Несчастный продавец, обманутый в своей надежде, провожал их бранью — сперва тихонько, потом возвышая голос, по мере их удаления, и, наконец, когда почти совсем потерял их из виду, громкими проклятиями.

Между тем Клим Сидорович рассказывал Блистовскому с добродушною доверчивостию об услугах, оказанных им дворянству, об интригах, воспрепятствовавших вторичному его выбору, и о славном своем лазарете. В замену сих новостей он допросился, сколько у Владимира душ, и, узнав, что он богат и холост, удвоил свою учтивость. Он проводил его до самой квартиры и не прежде его оставил, как взяв слово, что он непременно в тот день у него отобедает.

— Вы познакомитесь с моею Марфою Петровною, — прибавил он между прочим, — она вам очень рада будет. Смею сказать, что вы у нас не соскучитесь… Ведь я знаю, что вы, паничи, любите говорить по-французски, а мои дочери не хуже петербургского, то и дело, что между собою: коман ву порте? фор биень, мусье! — я тоже около них понаучился… почти всё понимаю! А что они… так, право, мне иногда надоедают! Всё по-французски да по-французски! Зато у них славный учитель: обучался в Москве, в ниверситете, и сам книги пишет… Ей-богу, не лгу! Ну — вы увидите! Правда, я денег на них не жалею: учитель получает у меня четыреста рублей в год и, разумеется, харчи мои! Да кроме того, почти каждый год подарок: то сукна домашнего на пару, то из своего платья что-нибудь, фрак или жилет, или что случится! С тех пор как дочери мои подросли, я употребляю его по хозяйству: присматривает за винокурней да ведет счет с шинкарями. Ученый ко всему пригодится! Ну, вы сами увидите! Прощайте, почтеннейший, до свиданья! Мы обедаем по-петербургски, не ранее часа!

Владимир поспешил переодеться, чтоб иметь время перед обедом побывать на конной площади. По приезде туда он встречен был опять теми же жидами и цыганами, кроме атамана; но, не останавливаясь с ними, пошел далее к тому месту, где оставил вороных лошадей. К удивлению его, их уже там не было, и продавец, стоя на коленях, с печальным видом считал и пересчитывал серебряные деньги, стоявшие столбиками перед ним. На вопрос, где вороные, он покачал головою, почесался за ухом и сказал с досадою:

— Да они уже проданы; теперь только их увели… вон, вон они идут, сердечные! А жаль, ваше благородие, что не вам они достались; лошади, ей-богу, добрые, и я их отдал за полцены. Пришла лихая година, хоть в петлю полезай, а продать надобно было. Ну! в другой раз меня на эту проклятую ярмонку и калачом не заманишь!

— Да кому ты их продал? — спросил Блистовский с торопливостию.

— Кому? а провал его знает! Цыган купил их для какого-то пана. Принужден был уступить проклятому за бесценок.

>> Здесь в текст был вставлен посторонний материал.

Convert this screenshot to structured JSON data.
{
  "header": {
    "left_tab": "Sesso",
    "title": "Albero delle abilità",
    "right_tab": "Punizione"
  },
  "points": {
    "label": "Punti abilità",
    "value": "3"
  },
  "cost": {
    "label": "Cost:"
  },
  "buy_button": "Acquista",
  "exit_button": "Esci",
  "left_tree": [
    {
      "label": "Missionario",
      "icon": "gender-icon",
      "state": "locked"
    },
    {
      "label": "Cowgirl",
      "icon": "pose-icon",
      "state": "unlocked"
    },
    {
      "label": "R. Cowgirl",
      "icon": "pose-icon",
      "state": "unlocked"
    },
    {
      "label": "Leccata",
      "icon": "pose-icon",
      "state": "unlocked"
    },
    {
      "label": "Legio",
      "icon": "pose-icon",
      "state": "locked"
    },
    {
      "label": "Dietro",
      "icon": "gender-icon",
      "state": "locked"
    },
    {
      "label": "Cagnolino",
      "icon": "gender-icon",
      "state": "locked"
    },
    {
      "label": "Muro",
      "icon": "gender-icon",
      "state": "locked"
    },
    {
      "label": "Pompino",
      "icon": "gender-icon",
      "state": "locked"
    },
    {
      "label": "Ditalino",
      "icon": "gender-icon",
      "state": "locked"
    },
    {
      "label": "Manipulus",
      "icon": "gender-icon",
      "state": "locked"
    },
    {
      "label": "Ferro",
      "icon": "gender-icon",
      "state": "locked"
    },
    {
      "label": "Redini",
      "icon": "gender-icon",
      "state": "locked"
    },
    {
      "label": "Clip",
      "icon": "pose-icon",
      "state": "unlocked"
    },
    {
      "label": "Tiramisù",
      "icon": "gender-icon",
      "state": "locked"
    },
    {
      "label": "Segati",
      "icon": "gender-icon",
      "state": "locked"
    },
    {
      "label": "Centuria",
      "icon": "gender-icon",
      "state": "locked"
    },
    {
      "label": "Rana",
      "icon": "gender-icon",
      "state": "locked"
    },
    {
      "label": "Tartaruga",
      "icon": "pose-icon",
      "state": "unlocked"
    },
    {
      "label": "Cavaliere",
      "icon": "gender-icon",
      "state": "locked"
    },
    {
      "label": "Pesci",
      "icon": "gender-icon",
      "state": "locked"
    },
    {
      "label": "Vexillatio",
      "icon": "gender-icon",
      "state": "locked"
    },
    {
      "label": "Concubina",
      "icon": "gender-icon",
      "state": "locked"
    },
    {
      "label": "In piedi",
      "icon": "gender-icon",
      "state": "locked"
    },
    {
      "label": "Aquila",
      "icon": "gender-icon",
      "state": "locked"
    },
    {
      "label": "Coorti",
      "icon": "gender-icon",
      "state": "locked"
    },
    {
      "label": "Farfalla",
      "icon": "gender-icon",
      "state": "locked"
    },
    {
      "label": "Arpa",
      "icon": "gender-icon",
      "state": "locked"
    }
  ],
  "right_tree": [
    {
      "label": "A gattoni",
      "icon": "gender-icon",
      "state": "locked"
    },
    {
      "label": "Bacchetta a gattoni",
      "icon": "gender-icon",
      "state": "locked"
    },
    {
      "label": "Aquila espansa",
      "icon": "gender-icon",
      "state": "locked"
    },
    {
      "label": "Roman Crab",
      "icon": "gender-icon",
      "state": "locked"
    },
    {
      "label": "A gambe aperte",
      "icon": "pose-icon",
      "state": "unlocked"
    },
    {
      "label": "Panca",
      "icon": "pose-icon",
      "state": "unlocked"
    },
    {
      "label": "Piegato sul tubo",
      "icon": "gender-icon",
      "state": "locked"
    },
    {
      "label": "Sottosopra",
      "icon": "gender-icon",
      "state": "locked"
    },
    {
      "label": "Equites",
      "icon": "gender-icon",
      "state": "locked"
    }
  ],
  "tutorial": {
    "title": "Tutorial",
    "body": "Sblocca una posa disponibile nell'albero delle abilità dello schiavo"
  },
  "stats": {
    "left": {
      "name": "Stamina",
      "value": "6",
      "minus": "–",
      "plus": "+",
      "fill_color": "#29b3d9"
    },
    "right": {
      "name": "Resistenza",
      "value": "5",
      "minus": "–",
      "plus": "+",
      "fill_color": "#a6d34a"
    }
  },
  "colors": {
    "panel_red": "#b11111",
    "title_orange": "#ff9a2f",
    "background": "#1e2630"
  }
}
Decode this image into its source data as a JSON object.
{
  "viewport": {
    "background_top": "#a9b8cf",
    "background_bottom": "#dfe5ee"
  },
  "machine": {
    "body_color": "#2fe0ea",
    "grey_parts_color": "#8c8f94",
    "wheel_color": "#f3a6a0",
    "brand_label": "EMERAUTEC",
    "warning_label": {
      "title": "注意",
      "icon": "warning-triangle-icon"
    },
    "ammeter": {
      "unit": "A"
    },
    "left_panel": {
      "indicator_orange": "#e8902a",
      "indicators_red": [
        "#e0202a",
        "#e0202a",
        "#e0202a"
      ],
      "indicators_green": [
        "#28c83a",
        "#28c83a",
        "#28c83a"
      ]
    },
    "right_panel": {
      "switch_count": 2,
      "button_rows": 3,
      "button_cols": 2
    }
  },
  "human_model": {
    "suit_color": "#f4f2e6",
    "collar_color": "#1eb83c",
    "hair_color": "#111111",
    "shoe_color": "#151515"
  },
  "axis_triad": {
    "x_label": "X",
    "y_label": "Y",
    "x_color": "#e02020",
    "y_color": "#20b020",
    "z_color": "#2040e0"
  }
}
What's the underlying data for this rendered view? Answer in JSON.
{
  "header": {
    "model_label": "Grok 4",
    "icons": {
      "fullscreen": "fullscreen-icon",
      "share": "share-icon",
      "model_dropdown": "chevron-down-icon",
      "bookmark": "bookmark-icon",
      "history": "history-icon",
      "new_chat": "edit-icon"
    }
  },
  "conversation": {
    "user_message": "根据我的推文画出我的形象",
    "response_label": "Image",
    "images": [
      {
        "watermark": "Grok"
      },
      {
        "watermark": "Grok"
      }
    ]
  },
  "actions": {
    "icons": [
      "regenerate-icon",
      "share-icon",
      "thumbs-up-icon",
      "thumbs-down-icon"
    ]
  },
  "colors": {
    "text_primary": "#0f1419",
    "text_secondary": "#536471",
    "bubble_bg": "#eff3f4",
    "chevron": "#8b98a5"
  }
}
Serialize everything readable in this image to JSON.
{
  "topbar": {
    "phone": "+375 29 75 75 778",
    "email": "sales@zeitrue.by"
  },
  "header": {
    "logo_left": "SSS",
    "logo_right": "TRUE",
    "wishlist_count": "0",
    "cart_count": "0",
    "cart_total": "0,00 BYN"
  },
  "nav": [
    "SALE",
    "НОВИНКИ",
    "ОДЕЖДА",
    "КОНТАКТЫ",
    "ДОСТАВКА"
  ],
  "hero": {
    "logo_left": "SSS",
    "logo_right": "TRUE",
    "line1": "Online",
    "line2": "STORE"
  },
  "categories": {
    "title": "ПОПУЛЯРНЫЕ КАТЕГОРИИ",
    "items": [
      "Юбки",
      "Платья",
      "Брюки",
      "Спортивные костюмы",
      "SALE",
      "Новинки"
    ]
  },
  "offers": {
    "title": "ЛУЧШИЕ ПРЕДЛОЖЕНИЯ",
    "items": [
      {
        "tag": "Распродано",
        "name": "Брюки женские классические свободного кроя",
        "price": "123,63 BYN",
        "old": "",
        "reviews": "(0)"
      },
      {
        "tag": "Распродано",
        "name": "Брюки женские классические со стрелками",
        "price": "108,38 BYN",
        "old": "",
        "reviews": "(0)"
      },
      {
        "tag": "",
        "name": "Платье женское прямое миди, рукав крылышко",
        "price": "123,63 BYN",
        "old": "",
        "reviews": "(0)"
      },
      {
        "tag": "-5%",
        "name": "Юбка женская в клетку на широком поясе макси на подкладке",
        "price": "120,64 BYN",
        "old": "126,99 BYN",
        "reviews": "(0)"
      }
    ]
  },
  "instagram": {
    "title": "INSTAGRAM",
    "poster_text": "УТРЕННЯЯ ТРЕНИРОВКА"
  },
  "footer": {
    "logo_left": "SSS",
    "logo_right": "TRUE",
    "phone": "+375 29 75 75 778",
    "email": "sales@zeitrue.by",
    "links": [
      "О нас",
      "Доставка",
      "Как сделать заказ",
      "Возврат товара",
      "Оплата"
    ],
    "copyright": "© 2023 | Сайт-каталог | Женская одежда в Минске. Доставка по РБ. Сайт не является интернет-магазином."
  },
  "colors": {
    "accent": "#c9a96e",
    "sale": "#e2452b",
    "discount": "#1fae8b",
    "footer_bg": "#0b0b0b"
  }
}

Почему мне знать, что вы воротитесь! А лошади, ей-богу, добрые!

— Да я охотно бы их у тебя купил!

— А я рад бы вам их продать. Зачем вам было уходить, ваше благородие! Мне дело-то к спеху: ярмонка кончается, а я, почитай, совсем исхарчился; пришлось хоть утопиться! Да вот не досчитаюсь еще двух целковых; а как цыган их платил, так, кажется, все были!

Он опять принялся считать, а Блистовский отправился к Климу Сидоровичу, сетуя на самого себя, что упустил хорошую покупку.

Глава VIII

Французский язык

К назначенному часу Владимир приехал в дом, нанимаемый Климом Сидоровичем. Дом этот был деревянный, как все почти домы в Ромнах, и находился на обсаженной деревьями Полтавской улице. Двор тесно застроен был флигелями и небольшими домиками, которые все занимались приезжими, между тем как хозяин с женою и старшею дочерью помещался в чулане, получавшем свет со двора из открытых дверей. Двое младших детей хозяина вместе с челядью проводили целый день на дворе или за воротами; ночью же или во время дождя детей брали в сени, бывшие перед чуланом, а челядь искала себе приюта где хотела. Во время ярмонки в Ромнах бывает общее переселение всех жителей: большая часть хозяев отдают внаймы домы свои приезжим, сами же переселяются в какой-нибудь уголок, где проживают кое-как в продолжение целой ярмонки. Даже те из них, которым состояние позволяет не отдавать внаймы домов своих, мало ими в это время пользуются, ибо к ним наезжает столько родственников, друзей и гостей, что самим бывает тесно в собственных домах.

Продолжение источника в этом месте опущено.